Our colleague at New York University, Bob Bauer, argued in a piece for Just Security that compliance with OLC opinions “seems fundamentally inconsistent with the core teachings of United States v. Nixon, later Clinton v. Jones, because it would effectively dislodge the courts from their role as final arbiters of the question of the president’s indictability.” We disagree. No doubt the courts, and ultimately the Supreme Court, have the final say on what the Constitution means, but only in cases that properly come before them. The members of Congress, the president and all officers of the United States government, like the attorney general, take on oath to obey and faithfully execute the laws and Constitution within their province. But just as Congress may decide to vote on a law, or repeal a law, or decline to regulate in an area because of constitutional concerns, so, too, the Justice Department, through the attorney general, can implement its views of constitutional law by bringing, or declining to bring, a prosecution. Nothing in Nixon or Jones requires that a federal prosecution of a sitting president be brought.

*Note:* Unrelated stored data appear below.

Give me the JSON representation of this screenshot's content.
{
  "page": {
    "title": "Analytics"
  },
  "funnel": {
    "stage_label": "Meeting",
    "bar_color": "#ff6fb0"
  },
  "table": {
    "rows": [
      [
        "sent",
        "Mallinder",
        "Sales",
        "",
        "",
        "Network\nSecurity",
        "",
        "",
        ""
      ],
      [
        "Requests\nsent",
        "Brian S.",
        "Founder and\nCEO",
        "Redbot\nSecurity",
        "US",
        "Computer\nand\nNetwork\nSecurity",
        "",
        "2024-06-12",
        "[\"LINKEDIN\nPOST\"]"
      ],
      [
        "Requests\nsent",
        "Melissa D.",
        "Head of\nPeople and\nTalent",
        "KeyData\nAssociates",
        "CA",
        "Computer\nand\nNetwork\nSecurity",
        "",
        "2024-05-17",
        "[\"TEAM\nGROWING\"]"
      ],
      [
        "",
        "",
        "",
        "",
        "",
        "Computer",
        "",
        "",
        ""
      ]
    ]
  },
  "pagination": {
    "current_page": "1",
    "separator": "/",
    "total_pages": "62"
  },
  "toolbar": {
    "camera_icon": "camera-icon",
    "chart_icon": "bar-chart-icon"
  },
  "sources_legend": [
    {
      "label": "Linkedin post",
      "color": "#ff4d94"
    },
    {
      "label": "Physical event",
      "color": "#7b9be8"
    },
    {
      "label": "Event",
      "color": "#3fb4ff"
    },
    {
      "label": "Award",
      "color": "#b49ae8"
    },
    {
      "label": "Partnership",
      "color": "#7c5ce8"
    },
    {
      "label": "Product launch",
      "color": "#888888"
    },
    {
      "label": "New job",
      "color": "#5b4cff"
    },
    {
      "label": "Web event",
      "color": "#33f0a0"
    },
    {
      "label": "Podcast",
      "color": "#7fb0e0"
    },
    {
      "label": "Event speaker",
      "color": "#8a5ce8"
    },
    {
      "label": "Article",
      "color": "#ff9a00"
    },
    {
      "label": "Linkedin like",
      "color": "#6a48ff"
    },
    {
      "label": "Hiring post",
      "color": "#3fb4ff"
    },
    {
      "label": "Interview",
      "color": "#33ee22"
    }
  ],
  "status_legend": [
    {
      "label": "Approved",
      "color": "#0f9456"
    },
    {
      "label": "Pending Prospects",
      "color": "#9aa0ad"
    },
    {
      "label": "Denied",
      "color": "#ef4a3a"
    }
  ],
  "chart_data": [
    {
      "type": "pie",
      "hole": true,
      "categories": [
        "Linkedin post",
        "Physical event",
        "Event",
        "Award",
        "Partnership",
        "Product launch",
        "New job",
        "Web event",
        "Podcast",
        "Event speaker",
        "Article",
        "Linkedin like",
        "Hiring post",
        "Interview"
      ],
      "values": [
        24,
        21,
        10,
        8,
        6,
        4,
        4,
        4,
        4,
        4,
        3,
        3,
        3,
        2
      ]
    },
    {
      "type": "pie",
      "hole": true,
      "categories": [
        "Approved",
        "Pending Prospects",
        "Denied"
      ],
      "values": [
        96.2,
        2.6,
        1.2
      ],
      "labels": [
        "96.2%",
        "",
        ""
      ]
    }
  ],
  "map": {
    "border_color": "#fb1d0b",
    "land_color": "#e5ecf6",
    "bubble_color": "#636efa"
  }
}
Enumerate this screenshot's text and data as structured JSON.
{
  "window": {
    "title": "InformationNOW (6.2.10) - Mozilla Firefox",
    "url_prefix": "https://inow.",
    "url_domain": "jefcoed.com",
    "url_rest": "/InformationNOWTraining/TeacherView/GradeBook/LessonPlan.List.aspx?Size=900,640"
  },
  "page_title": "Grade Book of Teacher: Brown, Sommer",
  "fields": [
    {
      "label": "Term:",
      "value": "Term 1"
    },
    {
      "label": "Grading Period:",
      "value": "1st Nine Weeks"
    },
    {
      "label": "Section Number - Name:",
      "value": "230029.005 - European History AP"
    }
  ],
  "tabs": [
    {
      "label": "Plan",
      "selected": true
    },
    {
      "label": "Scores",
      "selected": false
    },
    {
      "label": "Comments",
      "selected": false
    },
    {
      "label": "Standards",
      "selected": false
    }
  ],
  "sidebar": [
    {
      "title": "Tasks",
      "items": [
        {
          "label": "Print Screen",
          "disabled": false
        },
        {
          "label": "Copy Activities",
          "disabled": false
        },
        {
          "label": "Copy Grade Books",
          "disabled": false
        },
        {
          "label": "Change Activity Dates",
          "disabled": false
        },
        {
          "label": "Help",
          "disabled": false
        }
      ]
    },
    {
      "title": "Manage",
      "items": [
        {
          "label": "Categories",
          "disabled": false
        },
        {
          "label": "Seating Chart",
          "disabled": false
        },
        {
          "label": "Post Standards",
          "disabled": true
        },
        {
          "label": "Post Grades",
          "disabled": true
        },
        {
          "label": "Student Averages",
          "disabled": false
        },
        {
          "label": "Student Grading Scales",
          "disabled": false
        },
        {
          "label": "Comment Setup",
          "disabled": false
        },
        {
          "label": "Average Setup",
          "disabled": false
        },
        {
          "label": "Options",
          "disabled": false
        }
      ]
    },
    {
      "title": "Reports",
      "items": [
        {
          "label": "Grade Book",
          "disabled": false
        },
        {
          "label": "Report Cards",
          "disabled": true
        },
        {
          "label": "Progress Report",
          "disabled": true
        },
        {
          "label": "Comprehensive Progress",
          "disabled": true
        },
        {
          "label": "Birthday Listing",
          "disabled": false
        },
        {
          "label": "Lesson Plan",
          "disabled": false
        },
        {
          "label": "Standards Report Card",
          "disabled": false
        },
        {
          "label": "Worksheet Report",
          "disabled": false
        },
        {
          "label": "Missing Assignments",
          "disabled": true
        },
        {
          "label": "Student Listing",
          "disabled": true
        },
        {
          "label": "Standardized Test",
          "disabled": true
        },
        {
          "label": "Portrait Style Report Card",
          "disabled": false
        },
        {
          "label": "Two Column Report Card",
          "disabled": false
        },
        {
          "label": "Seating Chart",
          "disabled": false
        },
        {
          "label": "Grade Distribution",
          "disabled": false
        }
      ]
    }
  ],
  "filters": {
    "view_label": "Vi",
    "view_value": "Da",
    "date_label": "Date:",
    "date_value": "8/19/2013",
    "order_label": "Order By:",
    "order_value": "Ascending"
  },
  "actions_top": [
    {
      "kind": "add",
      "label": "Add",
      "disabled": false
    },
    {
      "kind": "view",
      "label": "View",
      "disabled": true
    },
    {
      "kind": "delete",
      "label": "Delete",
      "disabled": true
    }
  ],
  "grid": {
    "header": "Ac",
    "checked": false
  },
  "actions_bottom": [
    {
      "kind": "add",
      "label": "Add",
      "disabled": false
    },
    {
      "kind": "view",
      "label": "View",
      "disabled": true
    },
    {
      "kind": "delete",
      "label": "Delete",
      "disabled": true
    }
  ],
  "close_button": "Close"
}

In sum, applying the language of the regulation to the circumstances here, the OLC opinions and their bar to indicting a sitting president apply to Mueller. Even if one denies that the opinions are themselves “rules, regulations, procedures, practices and policies,” it is undeniable that they give rise to “practices and policies” within DOJ. What is critical to note here is that, even if one rejects the argument that the opinions are themselves binding on Mueller, the fact that long-standing practice and policy disfavor indictment of a sitting president, coupled with his obligation to conform his conduct to those practices and policies, renders any attempt to pursue such a prosecution improper.